“Breaking the Story” makes important critique of ‘activist’ journalism

By Lucy Komisar

This play about a woman war correspondent (of course, she rejects the first adjective) was written by Alexis Scheer, a young playwright whose Broadway debut was adapting the book for Andrew Lloyd Webber’s clever feminist “Bad Cinderella.” Director Jo Bonney is a prominent creative presence in the theater world, a winner of major theater awards and nominations, including Tony and Drama Desk. So, I expected a lot.

In the event, “Breaking the Story” is a mixed bag, a patchwork of stories, some of them interesting, others not so much, but it makes an important political point about journalism.

The play opens with startling loud and flashing bombs. Perhaps it is significant that the boring part involves home in the U.S. and the interesting part is about the life of Marina (the excellent Maggie Siff) as a TV war correspondent.

Maggie Siff as Marina, Geneva Carr as Sonia, Gabrielle Policano as Cruz, Julie Halston as Gummy and Tala Ashe as Nikki, photo Joan Marcus.

The set is the green yard of the gorgeous house she has bought in Wellsley. She is retiring from 20 years on the front line and is getting an award for lifetime achievement in conflict journalism. That brings her friend Sonia (the perfect Hamptons type Geneva Carr), whose Republican politics are repeated (for guns and private prisons) to match her wealthy tastes, her mother Gummy (the terrifically funny Brooklyn-accented Julie Halston), her daughter Cruz (Gabrielle Policano, with a fine voice in her rock numbers). Tagging along is Nikki (Tala Ashe), Marina’s journalist protégée.

There is also the oddly named Bear (Louis Ozawa), her cameraman, to whom she in an unemotional and businesslike way proposes wedlock. Her marriage to a TV producer Fed (Matthew Saldívar), who cheated on her, ended in divorce, though he wants her back. The problem is there’s no personal feeling shown in either of the relationships.

Maggie Siff as Marina and Louis Ozawa as Bear, photo Joan Marcus.

I found my attention wandering for at least 5 minutes (seemed more) at Marina, Bear, and guests tasting and commenting on wedding cakes. Perhaps it meant to emphasize the mundane against the danger and drama of reporting from Syria and other urban battlefields. Marina is tough but is also distraught, has been traumatized by the war and is beset by nightmares and memory flashes: when she cuts a cake, she imagines she is bleeding.

We learn about her courage under fire. She was hit in Syria but made a tourniquet with her Hermes scarf. (Really, who wears a Hermes scarf over a bullet-proof vest?)

But she also recalls the importance of putting before the American public these people’s stories, of refugees made homeless by the bombing, of real people killed. (It has to make audiences think of Israel’s bombing of Gaza.)

Maggie Siff as Marina, photo Joan Marcus.

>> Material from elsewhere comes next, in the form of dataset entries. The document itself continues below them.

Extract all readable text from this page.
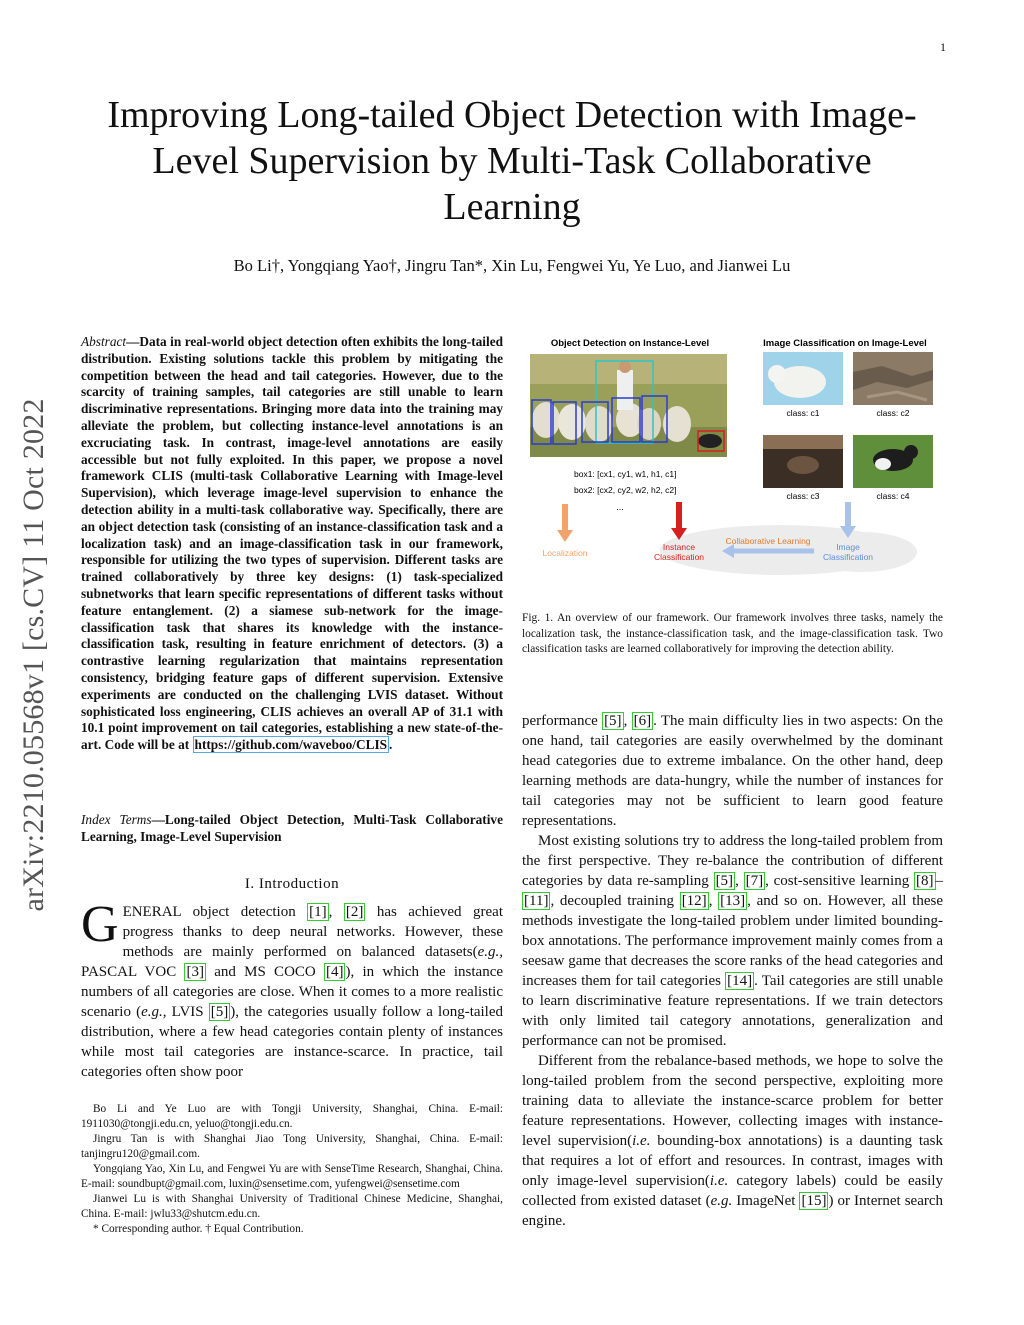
1
arXiv:2210.05568v1 [cs.CV] 11 Oct 2022
Improving Long-tailed Object Detection with Image-Level Supervision by Multi-Task Collaborative Learning
Bo Li†, Yongqiang Yao†, Jingru Tan*, Xin Lu, Fengwei Yu, Ye Luo, and Jianwei Lu
Abstract—Data in real-world object detection often exhibits the long-tailed distribution. Existing solutions tackle this problem by mitigating the competition between the head and tail categories. However, due to the scarcity of training samples, tail categories are still unable to learn discriminative representations. Bringing more data into the training may alleviate the problem, but collecting instance-level annotations is an excruciating task. In contrast, image-level annotations are easily accessible but not fully exploited. In this paper, we propose a novel framework CLIS (multi-task Collaborative Learning with Image-level Supervision), which leverage image-level supervision to enhance the detection ability in a multi-task collaborative way. Specifically, there are an object detection task (consisting of an instance-classification task and a localization task) and an image-classification task in our framework, responsible for utilizing the two types of supervision. Different tasks are trained collaboratively by three key designs: (1) task-specialized subnetworks that learn specific representations of different tasks without feature entanglement. (2) a siamese sub-network for the image-classification task that shares its knowledge with the instance-classification task, resulting in feature enrichment of detectors. (3) a contrastive learning regularization that maintains representation consistency, bridging feature gaps of different supervision. Extensive experiments are conducted on the challenging LVIS dataset. Without sophisticated loss engineering, CLIS achieves an overall AP of 31.1 with 10.1 point improvement on tail categories, establishing a new state-of-the-art. Code will be at https://github.com/waveboo/CLIS .
Index Terms—Long-tailed Object Detection, Multi-Task Collaborative Learning, Image-Level Supervision
I. Introduction
GENERAL object detection [1] , [2] has achieved great progress thanks to deep neural networks. However, these methods are mainly performed on balanced datasets(e.g., PASCAL VOC [3] and MS COCO [4] ), in which the instance numbers of all categories are close. When it comes to a more realistic scenario (e.g., LVIS [5] ), the categories usually follow a long-tailed distribution, where a few head categories contain plenty of instances while most tail categories are instance-scarce. In practice, tail categories often show poor

Bo Li and Ye Luo are with Tongji University, Shanghai, China. E-mail: 1911030@tongji.edu.cn, yeluo@tongji.edu.cn.

Jingru Tan is with Shanghai Jiao Tong University, Shanghai, China. E-mail: tanjingru120@gmail.com.

Yongqiang Yao, Xin Lu, and Fengwei Yu are with SenseTime Research, Shanghai, China. E-mail: soundbupt@gmail.com, luxin@sensetime.com, yufengwei@sensetime.com

Jianwei Lu is with Shanghai University of Traditional Chinese Medicine, Shanghai, China. E-mail: jwlu33@shutcm.edu.cn.

* Corresponding author. † Equal Contribution.

Object Detection on Instance-Level	Image Classification on Image-Level
box1: [cx1, cy1, w1, h1, c1]
box2: [cx2, cy2, w2, h2, c2]
...
class: c1	class: c2
class: c3	class: c4
Localization
Instance
Classification
Collaborative Learning
Image
Classification
Fig. 1. An overview of our framework. Our framework involves three tasks, namely the localization task, the instance-classification task, and the image-classification task. Two classification tasks are learned collaboratively for improving the detection ability.

performance [5] , [6] . The main difficulty lies in two aspects: On the one hand, tail categories are easily overwhelmed by the dominant head categories due to extreme imbalance. On the other hand, deep learning methods are data-hungry, while the number of instances for tail categories may not be sufficient to learn good feature representations.

Most existing solutions try to address the long-tailed problem from the first perspective. They re-balance the contribution of different categories by data re-sampling [5] , [7] , cost-sensitive learning [8] –[11] , decoupled training [12] , [13] , and so on. However, all these methods investigate the long-tailed problem under limited bounding-box annotations. The performance improvement mainly comes from a seesaw game that decreases the score ranks of the head categories and increases them for tail categories [14] . Tail categories are still unable to learn discriminative feature representations. If we train detectors with only limited tail category annotations, generalization and performance can not be promised.

Different from the rebalance-based methods, we hope to solve the long-tailed problem from the second perspective, exploiting more training data to alleviate the instance-scarce problem for better feature representations. However, collecting images with instance-level supervision(i.e. bounding-box annotations) is a daunting task that requires a lot of effort and resources. In contrast, images with only image-level supervision(i.e. category labels) could be easily collected from existed dataset (e.g. ImageNet [15] ) or Internet search engine.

Yet it’s hard for her to fit into the “normal” life.  She wears baggy pants and a tank top which say gritty rather than fashionable. She says she is a warzone “10“ and a real world “3.” A smashed vase erupts in her mind as a bomb. (The backdrop visuals are stunning. Projections by Elaine J. McCarthy.)

Marina’s personality is not dark, perhaps as a defense. She is good at quips. She sold her place in London. “They have a king now. The vibes are off.” The cakes are named Dark Cheney with grenade (Grenache) and Cherry Hezbollah.

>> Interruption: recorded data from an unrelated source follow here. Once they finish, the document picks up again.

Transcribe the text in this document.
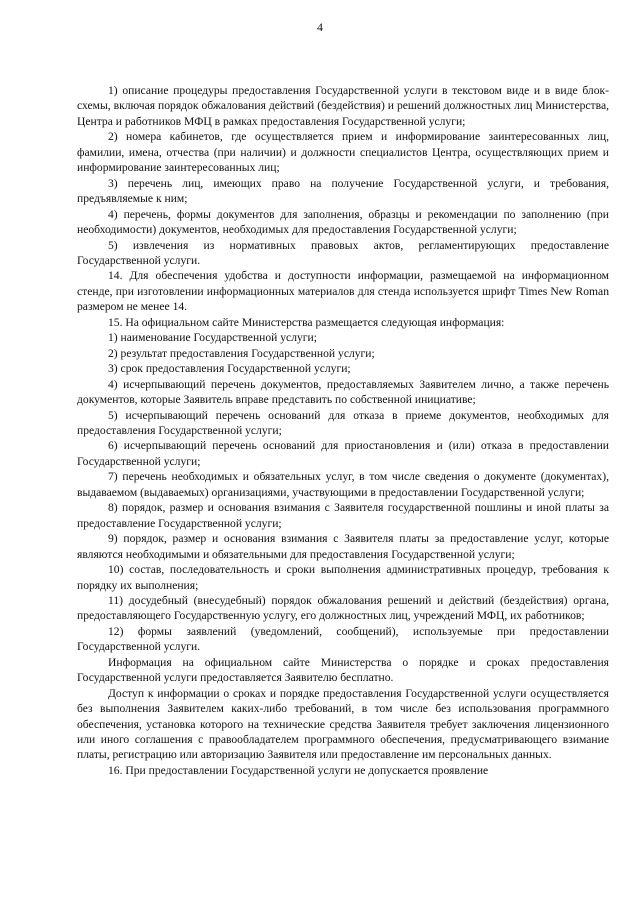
4

1) описание процедуры предоставления Государственной услуги в текстовом виде и в виде блок-схемы, включая порядок обжалования действий (бездействия) и решений должностных лиц Министерства, Центра и работников МФЦ в рамках предоставления Государственной услуги;

2) номера кабинетов, где осуществляется прием и информирование заинтересованных лиц, фамилии, имена, отчества (при наличии) и должности специалистов Центра, осуществляющих прием и информирование заинтересованных лиц;

3) перечень лиц, имеющих право на получение Государственной услуги, и требования, предъявляемые к ним;

4) перечень, формы документов для заполнения, образцы и рекомендации по заполнению (при необходимости) документов, необходимых для предоставления Государственной услуги;

5) извлечения из нормативных правовых актов, регламентирующих предоставление Государственной услуги.

14. Для обеспечения удобства и доступности информации, размещаемой на информационном стенде, при изготовлении информационных материалов для стенда используется шрифт Times New Roman размером не менее 14.

15. На официальном сайте Министерства размещается следующая информация:

1) наименование Государственной услуги;

2) результат предоставления Государственной услуги;

3) срок предоставления Государственной услуги;

4) исчерпывающий перечень документов, предоставляемых Заявителем лично, а также перечень документов, которые Заявитель вправе представить по собственной инициативе;

5) исчерпывающий перечень оснований для отказа в приеме документов, необходимых для предоставления Государственной услуги;

6) исчерпывающий перечень оснований для приостановления и (или) отказа в предоставлении Государственной услуги;

7) перечень необходимых и обязательных услуг, в том числе сведения о документе (документах), выдаваемом (выдаваемых) организациями, участвующими в предоставлении Государственной услуги;

8) порядок, размер и основания взимания с Заявителя государственной пошлины и иной платы за предоставление Государственной услуги;

9) порядок, размер и основания взимания с Заявителя платы за предоставление услуг, которые являются необходимыми и обязательными для предоставления Государственной услуги;

10) состав, последовательность и сроки выполнения административных процедур, требования к порядку их выполнения;

11) досудебный (внесудебный) порядок обжалования решений и действий (бездействия) органа, предоставляющего Государственную услугу, его должностных лиц, учреждений МФЦ, их работников;

12) формы заявлений (уведомлений, сообщений), используемые при предоставлении Государственной услуги.

Информация на официальном сайте Министерства о порядке и сроках предоставления Государственной услуги предоставляется Заявителю бесплатно.

Доступ к информации о сроках и порядке предоставления Государственной услуги осуществляется без выполнения Заявителем каких-либо требований, в том числе без использования программного обеспечения, установка которого на технические средства Заявителя требует заключения лицензионного или иного соглашения с правообладателем программного обеспечения, предусматривающего взимание платы, регистрацию или авторизацию Заявителя или предоставление им персональных данных.

16. При предоставлении Государственной услуги не допускается проявление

The most interesting part is the conversation between Marina and Nikki, who is doing a podcast of her life. Nikki accuses her of putting bad people on the map by reporting on them. Marina counters that people have to know what these monsters think.

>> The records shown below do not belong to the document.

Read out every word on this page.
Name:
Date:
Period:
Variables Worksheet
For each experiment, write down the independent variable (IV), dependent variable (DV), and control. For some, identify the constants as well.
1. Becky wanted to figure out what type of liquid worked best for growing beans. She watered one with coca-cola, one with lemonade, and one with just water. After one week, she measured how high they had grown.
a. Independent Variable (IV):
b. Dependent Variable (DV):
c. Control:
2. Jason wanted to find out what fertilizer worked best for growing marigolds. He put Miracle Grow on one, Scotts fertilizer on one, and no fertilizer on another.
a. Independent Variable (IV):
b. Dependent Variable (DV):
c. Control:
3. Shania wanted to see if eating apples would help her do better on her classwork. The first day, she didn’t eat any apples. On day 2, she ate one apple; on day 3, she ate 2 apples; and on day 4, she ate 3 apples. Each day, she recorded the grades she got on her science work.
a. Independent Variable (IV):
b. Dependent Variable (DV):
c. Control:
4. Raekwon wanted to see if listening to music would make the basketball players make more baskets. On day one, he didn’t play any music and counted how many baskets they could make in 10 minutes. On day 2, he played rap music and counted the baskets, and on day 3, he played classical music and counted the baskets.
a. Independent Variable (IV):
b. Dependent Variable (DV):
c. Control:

Tala Ashe as Nikki, photo Joan Marcus.

The play is worth it for Marina’s message:

“It’s our job to tell the whole story, Nikki! Not just the part of the story we agree with! I mean this is why news rooms are a mess right now, because you think every story has to fortify your echo chamber. But that’s not journalism, that’s activism. God, you make me feel like a dinosaur. And look, if that’s the kind of work you want to be doing, then do that, because we need activists. But don’t walk around with the word ‘press’ emblazoned on your chest pretending you’re after the whole truth.”

Alas, U.S. mainstream newsrooms are run by the Nikkis, not the Marinas. Which is why U.S. journalism is a mess, infused with propaganda. It’s why I ignore it and get my news from independent sources on the internet. It’s important that this playwright, Alexis Scheer, makes the critique shared by many who reject both the corporate and much of the soi-disant “liberal” press.